Meghan described each of the women as “a private citizen” and “young mother,” who have “a basic right to privacy.” “Both the Mail on Sunday and the court system have their names on a confidential schedule, but for the Mail on Sunday to expose them in the public domain for no reason other than clickbait and commercial gain is vicious and poses a threat to their emotional and mental wellbeing,” the Suits alum said. “I respectfully ask the court to treat this legal matter with the sensitivity it deserves, and to prevent the publisher of the Mail on Sunday from breaking precedent and abusing the legal process by identifying these anonymous individuals - a privilege that these newspapers in fact rely upon to protect their own unnamed sources.”

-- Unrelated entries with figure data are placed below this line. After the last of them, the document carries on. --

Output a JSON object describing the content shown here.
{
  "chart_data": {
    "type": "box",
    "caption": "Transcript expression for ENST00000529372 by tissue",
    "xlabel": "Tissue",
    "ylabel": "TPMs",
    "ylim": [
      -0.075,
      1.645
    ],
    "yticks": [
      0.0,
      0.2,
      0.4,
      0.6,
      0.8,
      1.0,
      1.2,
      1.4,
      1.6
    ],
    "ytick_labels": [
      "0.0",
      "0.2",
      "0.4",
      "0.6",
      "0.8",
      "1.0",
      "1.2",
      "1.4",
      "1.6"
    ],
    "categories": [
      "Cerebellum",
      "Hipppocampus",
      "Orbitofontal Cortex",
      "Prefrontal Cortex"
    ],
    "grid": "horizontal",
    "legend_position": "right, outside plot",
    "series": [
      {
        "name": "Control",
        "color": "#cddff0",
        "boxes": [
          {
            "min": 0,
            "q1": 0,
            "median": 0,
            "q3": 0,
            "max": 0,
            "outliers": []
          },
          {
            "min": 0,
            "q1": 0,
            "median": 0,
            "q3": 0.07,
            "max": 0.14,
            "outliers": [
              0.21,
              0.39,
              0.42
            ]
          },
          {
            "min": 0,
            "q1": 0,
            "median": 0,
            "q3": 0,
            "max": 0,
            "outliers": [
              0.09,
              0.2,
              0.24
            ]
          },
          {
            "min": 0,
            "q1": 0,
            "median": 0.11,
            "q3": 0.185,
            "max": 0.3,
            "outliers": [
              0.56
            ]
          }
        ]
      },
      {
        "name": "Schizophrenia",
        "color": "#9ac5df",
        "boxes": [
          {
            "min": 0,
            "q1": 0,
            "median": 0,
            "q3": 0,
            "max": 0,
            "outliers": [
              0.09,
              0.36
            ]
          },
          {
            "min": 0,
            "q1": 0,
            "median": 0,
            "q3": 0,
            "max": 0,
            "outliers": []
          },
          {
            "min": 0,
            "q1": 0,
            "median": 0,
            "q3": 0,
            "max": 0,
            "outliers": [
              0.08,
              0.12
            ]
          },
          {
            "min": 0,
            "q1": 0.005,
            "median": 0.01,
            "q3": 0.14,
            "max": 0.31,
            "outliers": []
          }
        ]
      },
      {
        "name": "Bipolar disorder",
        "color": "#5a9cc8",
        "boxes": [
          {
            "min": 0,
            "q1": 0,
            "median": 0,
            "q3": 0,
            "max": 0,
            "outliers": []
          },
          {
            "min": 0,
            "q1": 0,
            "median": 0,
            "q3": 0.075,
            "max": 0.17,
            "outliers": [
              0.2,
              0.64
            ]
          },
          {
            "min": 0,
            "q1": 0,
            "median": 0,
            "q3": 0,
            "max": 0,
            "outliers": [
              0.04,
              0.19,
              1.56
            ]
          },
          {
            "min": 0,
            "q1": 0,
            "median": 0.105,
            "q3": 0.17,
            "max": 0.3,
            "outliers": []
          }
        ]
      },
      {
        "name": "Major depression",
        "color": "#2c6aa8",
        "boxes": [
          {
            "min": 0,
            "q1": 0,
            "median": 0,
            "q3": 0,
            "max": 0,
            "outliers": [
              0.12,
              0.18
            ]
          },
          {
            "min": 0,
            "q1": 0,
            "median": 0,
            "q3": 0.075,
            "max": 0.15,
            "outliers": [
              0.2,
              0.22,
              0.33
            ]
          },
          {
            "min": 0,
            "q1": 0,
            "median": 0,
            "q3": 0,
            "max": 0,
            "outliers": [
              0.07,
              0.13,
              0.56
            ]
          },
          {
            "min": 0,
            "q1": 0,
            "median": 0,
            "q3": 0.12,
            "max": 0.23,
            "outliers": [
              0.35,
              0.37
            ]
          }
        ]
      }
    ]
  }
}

A spokesperson for the Mail on Sunday responded (via HOLA! USA’s sister brand HELLO!) to the statement noting that they “had absolutely no intention of publishing the identities of the five friends.” “But their evidence is at the heart of the case and we see no reason why their identities should be kept secret,” the statement continued. “That is why we told the Duchess’s lawyers last week that the question of their confidentiality should be properly considered by the court.”
Meghan is suing the publisher of the Mail on Sunday for breach of privacy and copyright infringement after the British news outlet published extracts of a private letter that wrote to her father Thomas Markle in August of 2018. The letter first came to light last year when five of the Duchess’ “close friends” spoke to People magazine about the “global bullying” Meghan was facing. The American-born royal has denied authorizing her friends to speak with the publication, and has said she was not aware of the story in advance.